While seeing patients and practicing medicine is a critical part of residency training, organized didactics and seminars are also critical for the development of the young psychiatrist. These formats allow residents to gain a deeper understanding of the scientific foundation of our field, current developments, and the likely path that we will be walking in the future.
Conferences and seminars
Our program’s didactic training can be divided into four main groups. The first group includes the routine Grand Rounds, general resident lecture series, and M&M Conferences that most programs provide their residents. The second group is comprised of specific summer series that prepare a specific resident cohort for the upcoming year. The third group–advanced resident lectures and Research Conference–is designed for PGY3s and 4s and allows them to delve into subjects in much more detail. Finally, the fourth group involves rotation-specific lectures and conferences.
Grand Rounds takes place weekly from mid-September to mid-May. Topics run the gamut from basic neuroscience to clinical topics.
General resident seminars
The Tuesday Resident Seminar series is designed to give residents the basic fund of knowledge needed for a psychiatrist practicing today. The seminars are grouped into six disease modules, integrating basic sciences with clinical sciences. Two modules are taught each year over a three-year cycle. The series is called Psychiatric Disorders – Benchside to Bedside and includes modules on schizophrenia, bipolar disorder, unipolar depression, anxiety disorders, substance abuse, and dementia. In addition, courses in psychological models, psychological testing, and personality disorders round out the Tuesday Resident Seminar Series.
Advanced resident seminars & research conference
On Wednesday mornings, the PGY3 and 4 residents attend seminars on advanced topics. These seminars are organized into “courses” that alternate every other year. This seminar is then followed by Research Conference where researchers from the university as well as nationally present and discuss their on-going efforts at advancing our field.
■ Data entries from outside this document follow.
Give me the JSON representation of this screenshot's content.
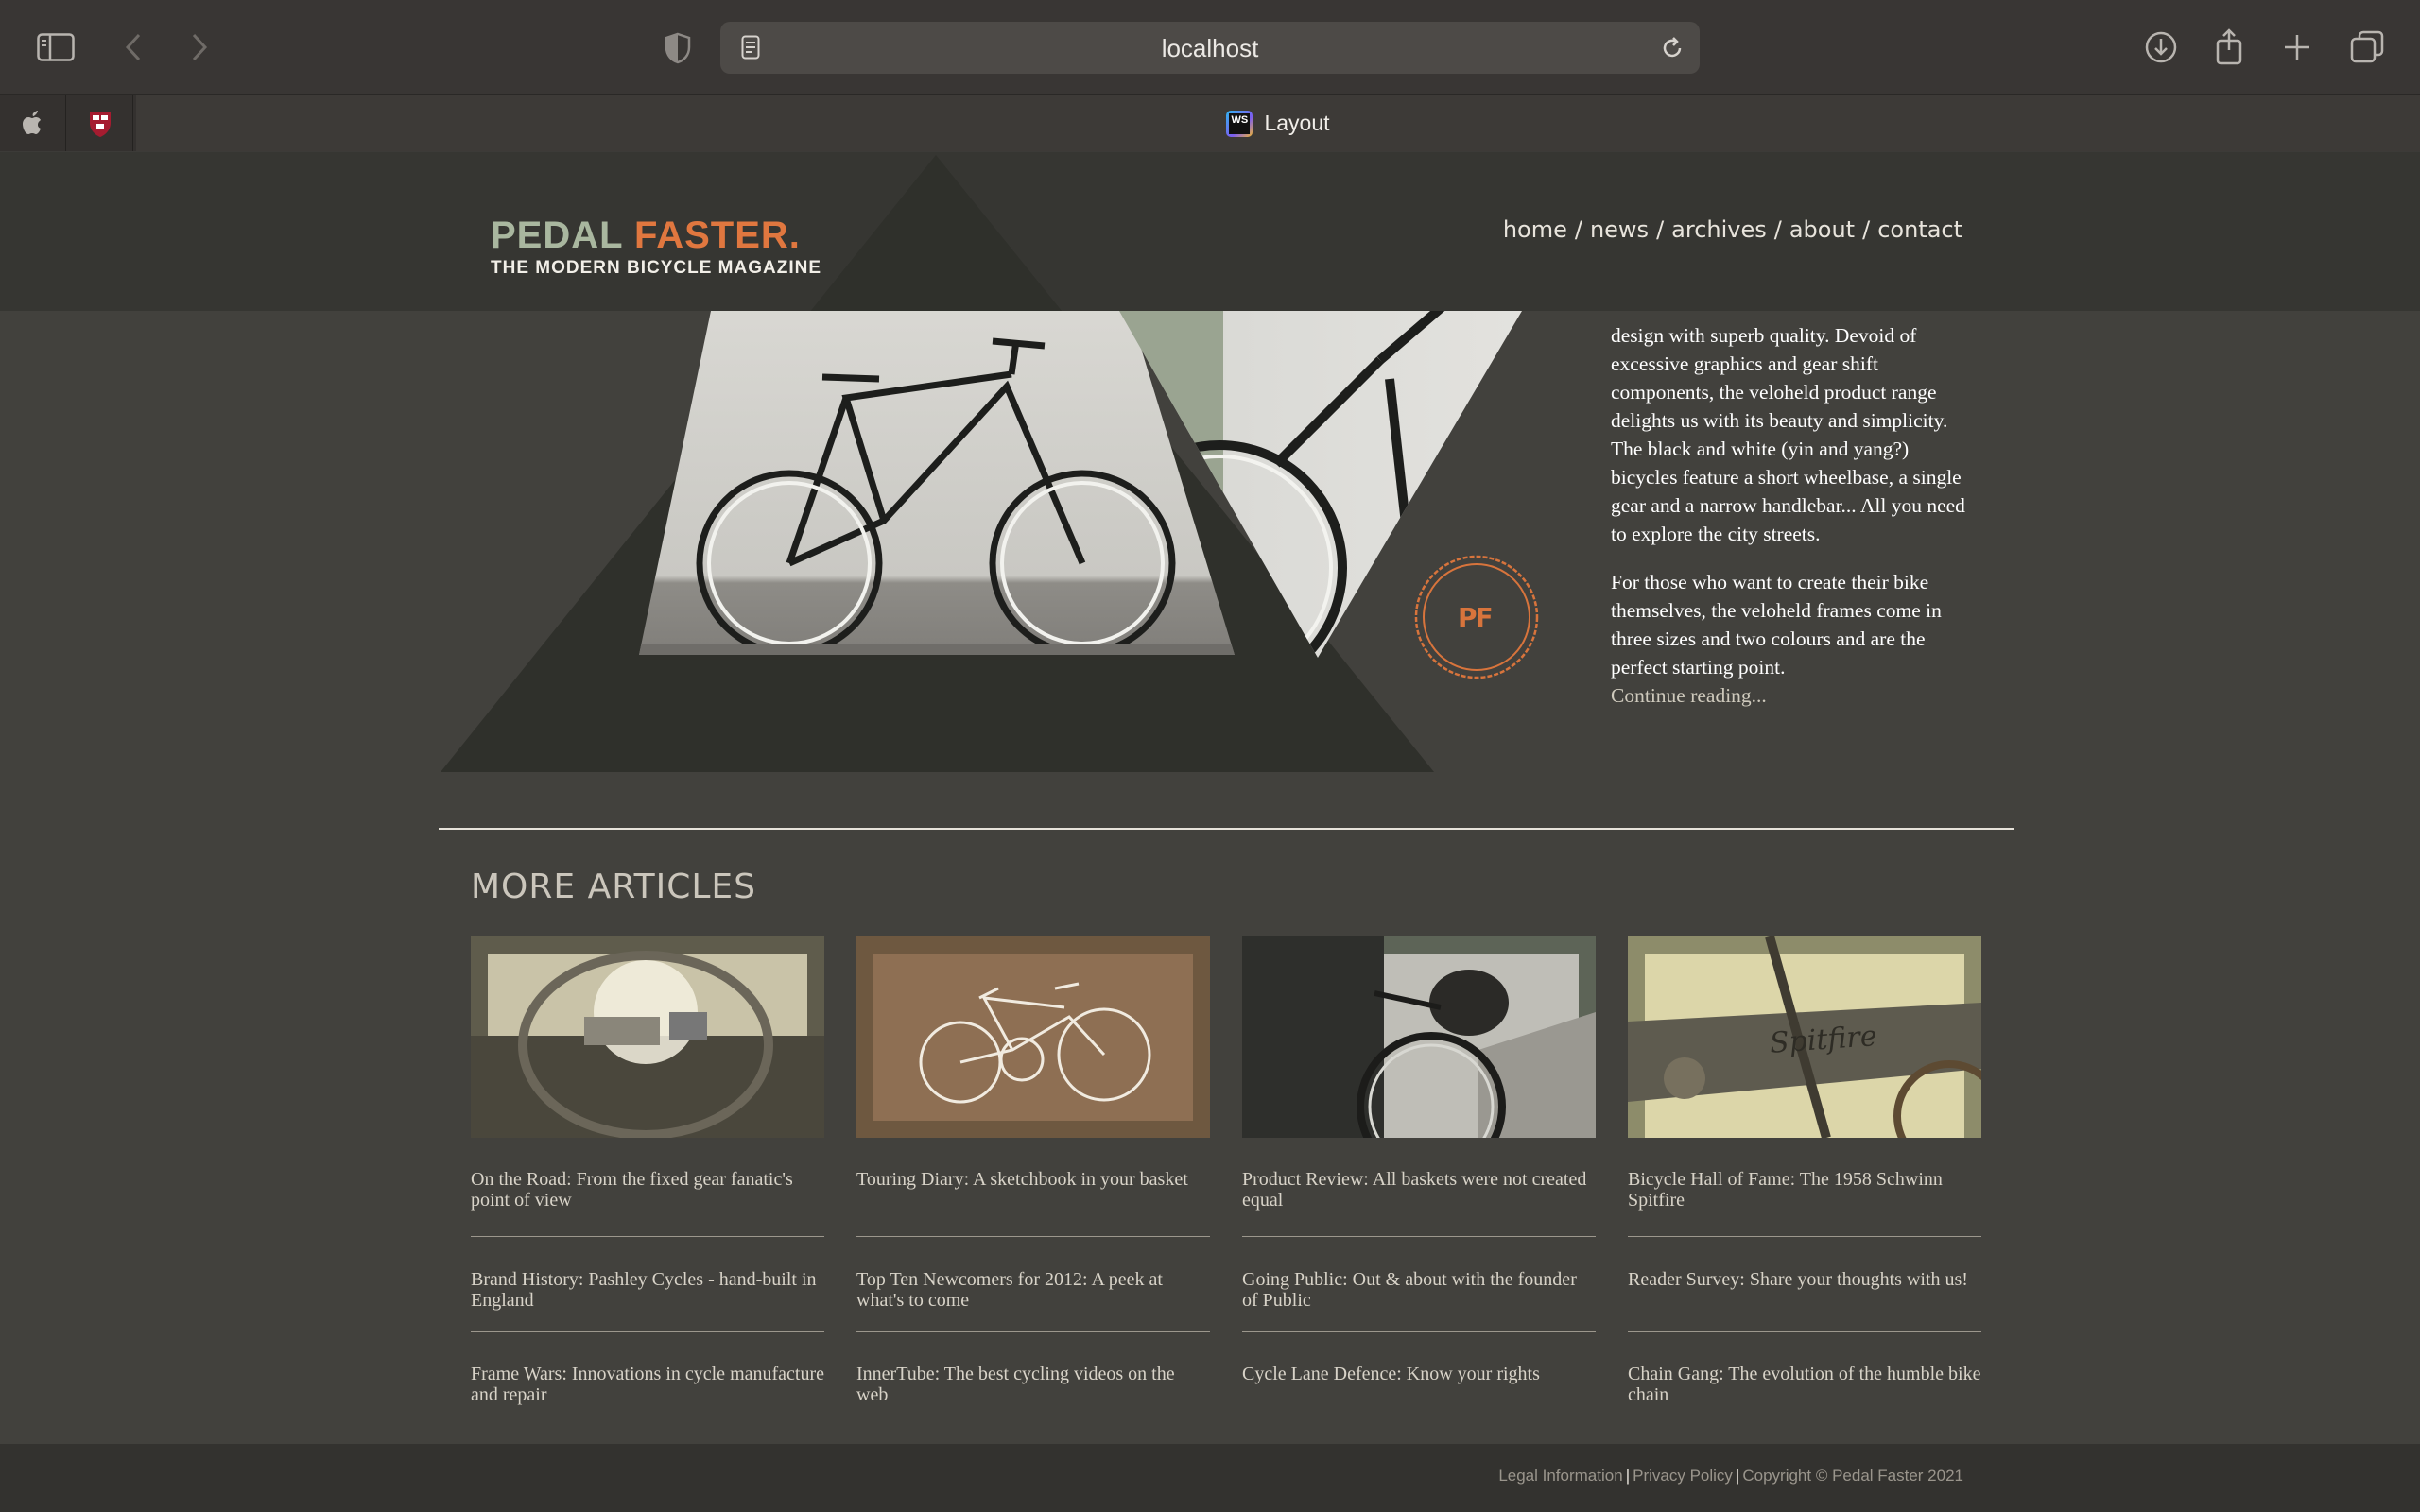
{
  "browser": {
    "url": "localhost",
    "tab_title": "Layout",
    "tab_favicon_text": "WS"
  },
  "site": {
    "logo_part1": "PEDAL",
    "logo_part2": "FASTER.",
    "tagline": "THE MODERN BICYCLE MAGAZINE",
    "nav": [
      "home",
      "news",
      "archives",
      "about",
      "contact"
    ],
    "badge_text": "PF"
  },
  "featured": {
    "paragraph1": "design with superb quality. Devoid of excessive graphics and gear shift components, the veloheld product range delights us with its beauty and simplicity. The black and white (yin and yang?) bicycles feature a short wheelbase, a single gear and a narrow handlebar... All you need to explore the city streets.",
    "paragraph2": "For those who want to create their bike themselves, the veloheld frames come in three sizes and two colours and are the perfect starting point.",
    "continue_link": "Continue reading..."
  },
  "more_articles": {
    "heading": "MORE ARTICLES",
    "columns": [
      {
        "thumb": "fixed-gear-road-photo",
        "links": [
          "On the Road: From the fixed gear fanatic's point of view",
          "Brand History: Pashley Cycles - hand-built in England",
          "Frame Wars: Innovations in cycle manufacture and repair"
        ]
      },
      {
        "thumb": "bicycle-sketch",
        "links": [
          "Touring Diary: A sketchbook in your basket",
          "Top Ten Newcomers for 2012: A peek at what's to come",
          "InnerTube: The best cycling videos on the web"
        ]
      },
      {
        "thumb": "bike-basket-photo",
        "links": [
          "Product Review: All baskets were not created equal",
          "Going Public: Out & about with the founder of Public",
          "Cycle Lane Defence: Know your rights"
        ]
      },
      {
        "thumb": "schwinn-spitfire-photo",
        "links": [
          "Bicycle Hall of Fame: The 1958 Schwinn Spitfire",
          "Reader Survey: Share your thoughts with us!",
          "Chain Gang: The evolution of the humble bike chain"
        ]
      }
    ]
  },
  "footer": {
    "legal": "Legal Information",
    "privacy": "Privacy Policy",
    "copyright": "Copyright © Pedal Faster 2021"
  },
  "colors": {
    "accent_orange": "#e0773f",
    "logo_green": "#a9b79f",
    "page_bg": "#42413d",
    "header_bg": "#363632"
  }
}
M&M Conference is one of the residents’ most popular seminars. Each PGY4 resident and child fellow prepares a clinical case of interest to that trainee. After presenting the case, the trainee reviews pertinent data from the literature and leads a discussion about the decisions that were made in the case. Below is a listing of the cases that were discussed in the previous year.
|Victoria De Leon, MD||7/23/2020||Suicidality and Borderline Personality Disorder|
|Giuseppe D’Amelio, MD||8/13/2020||Comorbid ADHD and Bipolar Disorder: To Treat or Not to Treat?|
|Baris Ercal, MD, PhD||8/27/2020||A Shifting Diagnosis|
|Lojine Kamel, MD||9/24/2020||Postpartum Psychosis|
|Ian Pearson, MD||10/08/2020||When is it time to call the police?|
|Tingying Chi, MD||10/22/2020||Antipsychotic Induced Movement Disorders|
|Timothy Laumann, MD, PhD||11/19/2020||Who wants to kill themselves?: Suicide and serious suicide attempts|
|Fouad El Chidiac, MD||12/17/2020||Management of Binge Eating Disorder and its comorbidities in an outpatient setting|
|Martin Huynh, MD||1/14/2021||Long-term outcomes of selective mutism|
|Meryl Brune, MD||1/28/2021||New(er) Considerations for an Old Antipsychotic Side Effect|
|Gregory Cejas, MD||2/11/2021||Disparities in Diagnosis and Treatment of ASD in Black America|
|Andrew Drysdale, MD, PhD||2/18/2021||Depression as the presenting symptom of dementia|
|Zohaib Haque, MD||3/11/2021||On the Road Again|
|John Bilbily, MD||3/25/2021||The Sweetness of Antipsychotics|
|Celina Jacobi, MD||4/08/2021||High Conflict Divorce: Impact on Adults and their Offspring|
During the summer months, residents attend summer seminars that are designed to prepare them for their upcoming year.